Somewhere
Où nous emmène t-elle, Sofia Coppola ? Somewhere, c'est à dire quelque part... Un hôtel-palace, une Ferrari noire, des jumelles strip-teaseuses, une partie de ping-pong entre un père et sa fille, "I'll Try Anything Once" des Strokes, une piscine, un hélico, L.A... Ni véritable trame, ni suspense. Juste le plan noir quand la bulle de chewing-gum éclate, juste un zeste de ténèbres version Bret Easton Ellis (comme celui de "Suites impériales" , le personnage principal de "Somewhere" reçoit des SMS pas très sympas), juste des couleurs à la Edward Hopper, juste de la tendresse qui rime avec délicatesse...
Un comédien est filmé dans tous ses états, sauf dans l'exercice de son art ( à moins de considérer les insipides séances photos et tournées promo comme faisant partie de l'art d'Hamlet)... Il s'appelle Johnny Marco. Il a le bras dans le plâtre, le spleen de la vacuité, la tête ailleurs y compris dans les ébats amoureux. Seule sa fille est capable de lui dire : "Bouge de là !".

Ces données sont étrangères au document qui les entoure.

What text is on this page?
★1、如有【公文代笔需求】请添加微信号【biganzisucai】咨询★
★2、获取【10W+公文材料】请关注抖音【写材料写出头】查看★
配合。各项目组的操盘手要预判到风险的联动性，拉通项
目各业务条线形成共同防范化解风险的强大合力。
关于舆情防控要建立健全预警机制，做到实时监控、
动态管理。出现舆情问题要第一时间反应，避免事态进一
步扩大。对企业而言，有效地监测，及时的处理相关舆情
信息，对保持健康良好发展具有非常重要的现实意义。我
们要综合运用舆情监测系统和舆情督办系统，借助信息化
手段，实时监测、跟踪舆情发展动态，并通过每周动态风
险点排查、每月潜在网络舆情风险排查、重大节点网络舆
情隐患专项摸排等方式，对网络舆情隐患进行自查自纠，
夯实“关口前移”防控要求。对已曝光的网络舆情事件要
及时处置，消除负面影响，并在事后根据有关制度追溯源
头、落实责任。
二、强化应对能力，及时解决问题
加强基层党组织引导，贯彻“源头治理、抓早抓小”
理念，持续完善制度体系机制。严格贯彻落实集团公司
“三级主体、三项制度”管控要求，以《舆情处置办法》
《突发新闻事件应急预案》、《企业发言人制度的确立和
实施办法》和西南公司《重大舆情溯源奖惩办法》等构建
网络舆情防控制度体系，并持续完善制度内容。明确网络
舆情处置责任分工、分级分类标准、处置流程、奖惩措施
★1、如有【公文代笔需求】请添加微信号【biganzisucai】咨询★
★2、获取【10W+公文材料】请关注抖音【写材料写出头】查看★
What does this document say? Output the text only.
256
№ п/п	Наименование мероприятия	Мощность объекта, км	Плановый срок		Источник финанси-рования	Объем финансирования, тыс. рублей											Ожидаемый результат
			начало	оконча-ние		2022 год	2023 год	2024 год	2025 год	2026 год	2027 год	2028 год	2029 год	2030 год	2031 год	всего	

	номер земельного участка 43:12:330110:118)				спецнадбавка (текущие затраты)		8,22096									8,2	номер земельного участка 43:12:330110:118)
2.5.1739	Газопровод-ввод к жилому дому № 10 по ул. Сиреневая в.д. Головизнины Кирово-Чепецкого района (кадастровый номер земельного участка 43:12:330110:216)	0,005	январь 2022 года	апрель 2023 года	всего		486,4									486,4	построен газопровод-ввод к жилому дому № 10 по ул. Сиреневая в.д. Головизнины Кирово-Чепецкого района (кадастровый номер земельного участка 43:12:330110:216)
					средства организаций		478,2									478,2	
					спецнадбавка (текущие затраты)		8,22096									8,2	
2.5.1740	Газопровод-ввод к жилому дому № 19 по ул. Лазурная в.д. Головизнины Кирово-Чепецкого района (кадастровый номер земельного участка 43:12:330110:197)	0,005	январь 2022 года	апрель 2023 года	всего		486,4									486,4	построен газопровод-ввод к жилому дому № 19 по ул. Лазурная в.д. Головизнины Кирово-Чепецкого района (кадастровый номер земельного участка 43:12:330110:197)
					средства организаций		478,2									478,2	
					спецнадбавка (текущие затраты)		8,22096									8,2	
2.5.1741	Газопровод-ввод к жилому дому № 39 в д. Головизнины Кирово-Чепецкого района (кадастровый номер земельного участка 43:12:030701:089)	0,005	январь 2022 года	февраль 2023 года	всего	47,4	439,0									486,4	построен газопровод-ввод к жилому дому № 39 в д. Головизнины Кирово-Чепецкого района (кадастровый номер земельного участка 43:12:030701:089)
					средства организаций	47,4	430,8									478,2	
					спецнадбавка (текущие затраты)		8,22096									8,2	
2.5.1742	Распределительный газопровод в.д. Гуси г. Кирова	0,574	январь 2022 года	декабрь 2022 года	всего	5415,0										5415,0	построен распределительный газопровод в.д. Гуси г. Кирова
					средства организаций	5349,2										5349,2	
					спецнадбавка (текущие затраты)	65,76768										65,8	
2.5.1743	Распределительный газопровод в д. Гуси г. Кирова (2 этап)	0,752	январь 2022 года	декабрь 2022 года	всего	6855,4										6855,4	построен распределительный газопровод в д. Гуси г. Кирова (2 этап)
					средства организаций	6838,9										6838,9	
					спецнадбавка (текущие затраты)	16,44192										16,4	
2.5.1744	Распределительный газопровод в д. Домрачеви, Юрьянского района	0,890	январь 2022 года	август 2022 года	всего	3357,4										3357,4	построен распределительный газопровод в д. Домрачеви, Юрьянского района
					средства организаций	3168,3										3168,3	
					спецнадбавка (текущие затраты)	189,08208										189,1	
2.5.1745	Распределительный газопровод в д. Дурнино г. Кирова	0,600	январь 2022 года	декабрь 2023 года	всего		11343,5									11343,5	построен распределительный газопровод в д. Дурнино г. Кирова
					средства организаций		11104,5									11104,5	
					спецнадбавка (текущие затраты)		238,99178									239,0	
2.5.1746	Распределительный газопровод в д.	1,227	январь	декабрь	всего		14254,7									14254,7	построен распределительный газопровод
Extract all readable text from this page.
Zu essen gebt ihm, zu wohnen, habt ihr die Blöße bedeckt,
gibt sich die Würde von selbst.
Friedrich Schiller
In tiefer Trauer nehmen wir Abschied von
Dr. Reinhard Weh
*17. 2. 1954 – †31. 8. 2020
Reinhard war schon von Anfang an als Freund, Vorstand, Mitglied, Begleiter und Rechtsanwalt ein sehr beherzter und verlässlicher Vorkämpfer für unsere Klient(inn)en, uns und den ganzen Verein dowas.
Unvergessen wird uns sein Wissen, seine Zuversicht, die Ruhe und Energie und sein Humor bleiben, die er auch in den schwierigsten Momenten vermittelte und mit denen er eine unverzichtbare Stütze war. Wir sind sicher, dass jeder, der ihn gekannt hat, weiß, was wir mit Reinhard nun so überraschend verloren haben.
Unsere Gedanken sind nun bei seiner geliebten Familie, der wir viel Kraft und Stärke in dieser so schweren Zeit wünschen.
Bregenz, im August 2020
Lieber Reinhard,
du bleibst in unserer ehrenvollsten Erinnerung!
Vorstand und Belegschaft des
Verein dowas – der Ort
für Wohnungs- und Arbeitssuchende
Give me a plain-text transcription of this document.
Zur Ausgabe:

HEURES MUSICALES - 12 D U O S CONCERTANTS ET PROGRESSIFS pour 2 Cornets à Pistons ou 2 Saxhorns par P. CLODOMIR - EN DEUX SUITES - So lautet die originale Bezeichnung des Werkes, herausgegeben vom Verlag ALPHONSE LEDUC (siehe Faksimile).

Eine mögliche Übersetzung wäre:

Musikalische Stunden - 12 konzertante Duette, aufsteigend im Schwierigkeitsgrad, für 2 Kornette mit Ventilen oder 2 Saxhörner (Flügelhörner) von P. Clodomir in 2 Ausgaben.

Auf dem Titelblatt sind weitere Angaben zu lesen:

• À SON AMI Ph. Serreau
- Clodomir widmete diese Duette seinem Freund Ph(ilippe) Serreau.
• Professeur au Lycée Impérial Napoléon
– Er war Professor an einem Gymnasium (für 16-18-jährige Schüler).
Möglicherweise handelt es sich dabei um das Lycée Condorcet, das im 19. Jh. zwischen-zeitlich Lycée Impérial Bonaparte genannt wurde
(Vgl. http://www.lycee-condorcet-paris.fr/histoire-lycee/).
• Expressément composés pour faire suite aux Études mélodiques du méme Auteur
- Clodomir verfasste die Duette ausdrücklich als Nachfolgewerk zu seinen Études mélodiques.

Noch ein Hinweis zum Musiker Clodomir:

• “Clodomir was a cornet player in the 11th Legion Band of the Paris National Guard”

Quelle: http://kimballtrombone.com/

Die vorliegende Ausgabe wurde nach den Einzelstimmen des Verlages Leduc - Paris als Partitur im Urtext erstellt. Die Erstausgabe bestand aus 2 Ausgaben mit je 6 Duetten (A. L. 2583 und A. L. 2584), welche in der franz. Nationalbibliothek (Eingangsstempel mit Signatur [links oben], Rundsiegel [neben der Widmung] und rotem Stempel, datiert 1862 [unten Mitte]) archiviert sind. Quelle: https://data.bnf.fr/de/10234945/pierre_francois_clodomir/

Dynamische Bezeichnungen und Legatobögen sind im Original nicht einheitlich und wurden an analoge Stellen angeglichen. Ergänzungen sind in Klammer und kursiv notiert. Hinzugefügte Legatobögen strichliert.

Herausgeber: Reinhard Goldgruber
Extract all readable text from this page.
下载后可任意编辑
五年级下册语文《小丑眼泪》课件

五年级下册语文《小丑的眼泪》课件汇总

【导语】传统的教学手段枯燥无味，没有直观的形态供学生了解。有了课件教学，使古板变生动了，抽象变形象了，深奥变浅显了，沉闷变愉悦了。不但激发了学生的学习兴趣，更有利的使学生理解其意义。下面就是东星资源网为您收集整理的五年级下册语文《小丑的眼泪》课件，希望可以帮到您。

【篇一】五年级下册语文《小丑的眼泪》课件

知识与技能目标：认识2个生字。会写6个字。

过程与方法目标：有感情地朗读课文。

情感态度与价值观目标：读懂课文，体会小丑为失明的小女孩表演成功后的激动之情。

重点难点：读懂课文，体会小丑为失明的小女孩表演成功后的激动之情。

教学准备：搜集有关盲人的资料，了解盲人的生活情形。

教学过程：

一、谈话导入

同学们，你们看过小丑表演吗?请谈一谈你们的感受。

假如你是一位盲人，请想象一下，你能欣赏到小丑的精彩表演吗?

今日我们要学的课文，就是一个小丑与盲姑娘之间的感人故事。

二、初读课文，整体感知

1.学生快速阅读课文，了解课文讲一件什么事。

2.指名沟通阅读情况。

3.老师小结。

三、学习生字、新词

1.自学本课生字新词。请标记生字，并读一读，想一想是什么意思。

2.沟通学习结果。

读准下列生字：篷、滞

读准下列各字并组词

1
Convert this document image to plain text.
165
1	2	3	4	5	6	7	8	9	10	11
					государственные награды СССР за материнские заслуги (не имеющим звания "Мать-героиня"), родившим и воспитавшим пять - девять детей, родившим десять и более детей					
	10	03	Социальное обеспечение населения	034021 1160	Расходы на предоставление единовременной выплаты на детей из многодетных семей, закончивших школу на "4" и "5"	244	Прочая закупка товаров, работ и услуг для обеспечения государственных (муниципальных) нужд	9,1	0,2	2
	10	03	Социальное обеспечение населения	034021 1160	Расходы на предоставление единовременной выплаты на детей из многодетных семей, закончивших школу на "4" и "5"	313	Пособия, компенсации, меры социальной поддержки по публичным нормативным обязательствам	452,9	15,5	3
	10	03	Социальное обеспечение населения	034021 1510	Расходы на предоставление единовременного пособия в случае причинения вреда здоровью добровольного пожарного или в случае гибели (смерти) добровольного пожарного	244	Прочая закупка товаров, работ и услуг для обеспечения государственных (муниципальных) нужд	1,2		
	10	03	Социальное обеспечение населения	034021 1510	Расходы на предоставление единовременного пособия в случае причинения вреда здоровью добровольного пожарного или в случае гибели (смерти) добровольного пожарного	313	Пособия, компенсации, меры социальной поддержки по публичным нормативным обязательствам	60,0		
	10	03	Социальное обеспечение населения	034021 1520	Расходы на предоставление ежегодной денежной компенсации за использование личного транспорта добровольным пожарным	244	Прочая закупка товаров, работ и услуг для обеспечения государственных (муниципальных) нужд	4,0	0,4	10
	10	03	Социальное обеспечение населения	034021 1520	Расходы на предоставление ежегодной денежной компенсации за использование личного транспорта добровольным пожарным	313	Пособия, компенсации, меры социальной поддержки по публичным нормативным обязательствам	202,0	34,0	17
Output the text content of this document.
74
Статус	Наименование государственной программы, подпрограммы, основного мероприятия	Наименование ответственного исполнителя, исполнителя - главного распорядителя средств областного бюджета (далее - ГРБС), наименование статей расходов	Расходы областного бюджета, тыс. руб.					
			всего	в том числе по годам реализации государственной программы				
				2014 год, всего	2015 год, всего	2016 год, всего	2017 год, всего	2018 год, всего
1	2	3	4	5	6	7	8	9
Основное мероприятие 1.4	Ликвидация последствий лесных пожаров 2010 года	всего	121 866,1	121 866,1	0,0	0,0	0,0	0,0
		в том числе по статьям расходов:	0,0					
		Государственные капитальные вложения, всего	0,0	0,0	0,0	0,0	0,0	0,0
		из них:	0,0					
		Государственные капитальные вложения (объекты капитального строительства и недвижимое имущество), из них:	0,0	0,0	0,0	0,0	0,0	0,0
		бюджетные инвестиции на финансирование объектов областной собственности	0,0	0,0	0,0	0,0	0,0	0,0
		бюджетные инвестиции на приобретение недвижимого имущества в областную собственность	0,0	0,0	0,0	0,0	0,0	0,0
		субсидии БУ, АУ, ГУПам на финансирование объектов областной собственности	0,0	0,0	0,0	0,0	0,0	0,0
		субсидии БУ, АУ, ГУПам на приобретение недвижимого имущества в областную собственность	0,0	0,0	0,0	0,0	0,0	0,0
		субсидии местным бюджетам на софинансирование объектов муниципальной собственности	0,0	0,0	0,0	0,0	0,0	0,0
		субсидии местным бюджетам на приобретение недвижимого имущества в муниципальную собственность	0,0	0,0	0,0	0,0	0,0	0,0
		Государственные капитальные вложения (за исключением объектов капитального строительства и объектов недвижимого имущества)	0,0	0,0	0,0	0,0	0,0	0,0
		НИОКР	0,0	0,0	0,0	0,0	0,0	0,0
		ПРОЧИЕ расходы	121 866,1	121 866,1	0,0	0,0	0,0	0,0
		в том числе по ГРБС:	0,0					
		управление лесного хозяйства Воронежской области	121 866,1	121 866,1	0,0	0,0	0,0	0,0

Tout l'enjeu du film, c'est de savoir s'il va vraiment bouger et sortir de son hôtel et de sa léthargie... Certains disent qu'il n'y a rien de plus intense qu'un personnage féminin filmé par un réalisateur masculin. Et vice versa, pourrait rétorquer Sofia Coppola. Elle nous installe dans la tête de son Johnny. Elle prouve à quel point une cinéaste femme peut parfaitement rivaliser avec les Rohmer et autres Bresson lorsqu'il s'agit d'ausculter une âme et un corps du sexe opposé..
Certains vont penser que le précédent film de Sofia Coppola était autrement plus foisonnant. C'est pourtant la même histoire. Marie-Antoinette trébuchait elle aussi sur les mirages de la célébrité, l'illusion du fastueux... Elle aussi, elle cherchait son "somewhere"... Certains vont trouver que le film tourne en rond, comme son personnage principal. Il faudrait leur rappeler que le cercle est une très belle figure cinématographique. Il s'oppose aux films en ligne droite.
"Somewhere", de Sofia Coppola (sortie en salles le 5 janvier) Coup de projecteur sur TsfJazz (8h30, 11h30, 16h30) le même jour avec Jacques Mandelbaum, critique de cinéma au journal "Le Monde"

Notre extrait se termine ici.